Çölaşan ayrıca görüşmeler öncesi Denktaş'ı yerden yere vuranların şimdi övgü yarışına girdiğini yazdı. Çölaşan bu sözlriyle kendi grubunda yazılar yazan ve görüşmeler sırasında ekranlarda KKTC lideri Denktaş'ı ve Türk tarafının politikmasını yer göğe sığdıramayan Mehmet Al Birand'a gönderme yaptı.
Çölaşan, önce medyamızın attığı başlıkları sıraladı:
Rumlar şaşkın. -Türkiye satrançta büyük kazandı.-Devam Rauf
Bey, tarih seni yazar.-Rumları köşeye sıkıştırdık. -Denktaş borsayı
coşturdu. -Türkiye kazandı. -Ankara çok memnun. Erdoğan Denktaş'a
teşekkür etti. -Planımız tuttu. Barış isteyenin Türkiye olduğu
ortaya çıktı. -Takım oyunu. Siyasi kararlılık, diplomatik
yaratıcılık ve yeni politikalar üretme cesareti, Ankara'yı
Kıbrıs'ta çözümün mimarı yapıyor.
Zafer diye takdime edilen görüşmelerin aslında sonucunu kimsenin kestiremediği bir durumda olduğu belirten Çölaşan şu değerlendirmeyi yapıyor.
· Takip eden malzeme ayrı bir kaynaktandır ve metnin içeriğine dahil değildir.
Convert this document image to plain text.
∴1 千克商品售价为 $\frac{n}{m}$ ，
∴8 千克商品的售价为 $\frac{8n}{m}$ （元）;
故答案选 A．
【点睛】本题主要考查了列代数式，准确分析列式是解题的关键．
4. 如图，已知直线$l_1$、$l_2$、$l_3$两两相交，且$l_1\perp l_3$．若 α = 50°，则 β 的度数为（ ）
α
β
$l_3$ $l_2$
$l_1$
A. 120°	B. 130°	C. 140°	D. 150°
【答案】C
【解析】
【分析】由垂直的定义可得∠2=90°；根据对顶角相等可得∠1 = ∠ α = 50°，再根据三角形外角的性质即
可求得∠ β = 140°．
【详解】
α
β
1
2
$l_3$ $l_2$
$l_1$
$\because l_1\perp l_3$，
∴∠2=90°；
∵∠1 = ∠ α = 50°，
Ortada kimsenin zaferi falan yok. Biz masadan kaçmadık.
Çözüm istediğimizi gösterdik. Ancak sonrasında ne olacağını da
henüz hiç kimse bilmiyor. Bizim New York'ta yaptığımız, Türkiye
Kıbrıs konusunda uzlaşmaya varmaz imajını değiştirmeye çalışmaktı.
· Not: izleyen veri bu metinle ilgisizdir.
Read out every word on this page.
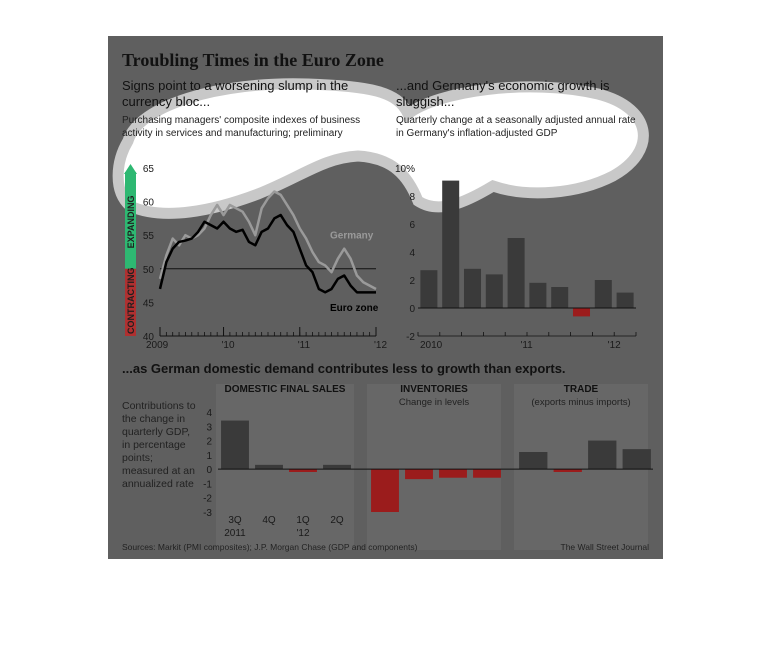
Troubling Times in the Euro Zone

Signs point to a worsening slump in the currency bloc...

Purchasing managers' composite indexes of business activity in services and manufacturing; preliminary

...and Germany's economic growth is sluggish...

Quarterly change at a seasonally adjusted annual rate in Germany's inflation-adjusted GDP

EXPANDING
CONTRACTING
40
45
50
55
60
65
2009	'10	'11	'12
Germany
Euro zone
-2
0
2
4
6
8
10%
2010	'11	'12
...as German domestic demand contributes less to growth than exports.
DOMESTIC FINAL SALES	INVENTORIES
Change in levels
TRADE
(exports minus imports)

Contributions to the change in quarterly GDP, in percentage points; measured at an annualized rate

4
3
2
1
0
-1
-2
-3
3Q
2011
4Q 1Q
'12
2Q
Sources: Markit (PMI composites); J.P. Morgan Chase (GDP and components)	The Wall Street Journal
Önümüzde çok uzun bir müzakere süreci var. Sonrasını hiç kimse
bilmiyor.
ÇÖLAŞAN'DAN BİRAND'A TAŞ
Denktaş'ı sürekli eleştiren yazılarıyla dikkat çeken Mehmet
Ali Birand'ı hedef alan Çölaşan, şaşkınlığı gizleyemediğini
şu satırlarla ifade ediyor:
Bir şey daha dikkatimi çekti! Daha düne kadar Denktaş'la
alay edenler, aşağılayanlar, şimdi ona övgüler düzüyor! Bu nasıl
iştir, nasıl bir dönmedir, ben anlamıyorum.
Müzakereler başlayacak, KKTC ile Rum tarafı arasında uzlaşma
olmazsa -ki büyük olasılıkla olmayacak- yine Annan'ın dediği
olacak. Annan bile dün akşam saat l8.45'te ‘‘ortada çözüm yok, bizi
zor sorunlar bekliyor’’ diyordu.
Acaba planını kabul etmediğimiz Annan son sözünü nasıl söyleyecek?
Karşısında boynumuz kıldan ince mi olacak? O takdirde ne değişmiş
olacak?
Yoksa dereyi görmeden paçaları mı sıvadık? Aman haaa, bunca
pompalama, bunca beyin yıkama sonrasında bizi attan indirip eşeğe
bindirmesinler!
Sonra eşekten düşmüş gibi olmayalım!